210805_1(머신러닝)

BigData 2021. 8. 5. 18:22

준비물

1. 아나콘다 설치

2. 아나콘다 명령창을 이용해서 가상공간 생성

>conda create -n tensorflow python=3.6 (tensorflow라는 이름으로 파이선 3.6에 맞춰생성)

--참고 가상공간제거 : conda remove --name tensorflow --all

오류시 해결법 : 경로를 못찾는 404 에러가뜨면

anaconda navigator에서 environments - channels - defaults 만 남기고 나머지는 삭제

3. 가상공간 활성화

>activate tensorflow // 활성화

-- 참고 비활성화 명령어 : deactivate

4. 파이썬 설치 관리자 업데이트

>pip install --ignore-installed --upgrade (안됨왜)

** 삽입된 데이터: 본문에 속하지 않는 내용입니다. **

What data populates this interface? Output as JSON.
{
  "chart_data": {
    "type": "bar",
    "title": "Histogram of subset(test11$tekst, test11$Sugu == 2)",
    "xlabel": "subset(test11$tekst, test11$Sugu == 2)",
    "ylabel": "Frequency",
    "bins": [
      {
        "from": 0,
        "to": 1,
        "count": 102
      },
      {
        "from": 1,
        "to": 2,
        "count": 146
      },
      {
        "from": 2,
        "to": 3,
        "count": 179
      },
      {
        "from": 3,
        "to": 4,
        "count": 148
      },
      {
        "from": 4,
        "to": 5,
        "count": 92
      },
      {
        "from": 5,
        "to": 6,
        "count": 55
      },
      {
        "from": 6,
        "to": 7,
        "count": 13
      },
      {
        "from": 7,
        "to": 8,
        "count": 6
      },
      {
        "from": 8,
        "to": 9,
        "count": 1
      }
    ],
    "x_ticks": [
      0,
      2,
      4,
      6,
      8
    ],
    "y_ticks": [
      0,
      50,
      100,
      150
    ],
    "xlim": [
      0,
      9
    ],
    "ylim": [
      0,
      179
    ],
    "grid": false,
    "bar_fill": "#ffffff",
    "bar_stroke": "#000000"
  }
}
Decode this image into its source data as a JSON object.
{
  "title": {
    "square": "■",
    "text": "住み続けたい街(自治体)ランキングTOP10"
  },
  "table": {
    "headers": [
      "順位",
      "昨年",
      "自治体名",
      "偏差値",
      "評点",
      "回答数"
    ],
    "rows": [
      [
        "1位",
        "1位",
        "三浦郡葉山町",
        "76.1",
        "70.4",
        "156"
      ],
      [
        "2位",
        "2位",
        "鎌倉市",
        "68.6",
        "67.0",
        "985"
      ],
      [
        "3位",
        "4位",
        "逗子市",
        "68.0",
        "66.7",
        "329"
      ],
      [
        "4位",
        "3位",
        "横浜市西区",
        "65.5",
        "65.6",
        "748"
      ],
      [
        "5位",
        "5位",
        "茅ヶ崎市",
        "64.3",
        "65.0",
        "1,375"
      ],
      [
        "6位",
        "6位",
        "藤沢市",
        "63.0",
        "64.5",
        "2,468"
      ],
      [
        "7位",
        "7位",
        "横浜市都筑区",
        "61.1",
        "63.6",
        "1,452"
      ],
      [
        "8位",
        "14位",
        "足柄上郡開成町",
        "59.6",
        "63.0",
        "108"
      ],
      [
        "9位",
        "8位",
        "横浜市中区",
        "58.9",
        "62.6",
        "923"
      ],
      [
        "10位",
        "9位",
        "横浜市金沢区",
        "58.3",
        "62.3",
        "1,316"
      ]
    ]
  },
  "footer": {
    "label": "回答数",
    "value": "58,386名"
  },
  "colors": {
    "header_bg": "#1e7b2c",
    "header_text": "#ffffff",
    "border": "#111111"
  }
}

>pip install tensorflow==1.6

5. 작동확인

>python

>import tensorflow as tf

hello = tf.constant('hello tensorflow !!!!')

sess = tf.Session()

>>> sess = tf.Session()
2021-08-05 11:26:58.535134: I C:\tf_jenkins\workspace\rel-win\M\windows\PY\36\tensorflow\core\platform\cpu_feature_guard.cc:140] Your CPU supports instructions that this TensorFlow binary was not compiled to use: AVX2

--해결법

>>> import os
>>> os.environ['TF_CPP_MIN_LOG_LEVEL'] = '2'

>>> print(sess.run(hello))
b'hello tensorflow !!!!' ---> 출력되면 성공

파이참에서 프로젝트생성시 위에 만든 가상공간으로 설정

import os
os.environ['TF_CPP_MIN_LOG_LEVEL'] = '2'

import tensorflow as tf
hello = tf.constant('hello tensorflow !!!')
sess = tf.Session()
print(sess.run(hello))
'''
b'hello tensorflow !!!'
'''

머신러닝이란?

기계 학습 또는 머닝 서닝(machine learning)은 인공지능의 한 분야로, 컴퓨터가 학습할 수 있도록 하는 알고리즘과 기술을 개발하는 분야를 말한다. 가령, 기계 학습을 통해서 수신한 이메일이 스팸인지 아닌지를 구분할 수 있도록 훈련할 수 있다.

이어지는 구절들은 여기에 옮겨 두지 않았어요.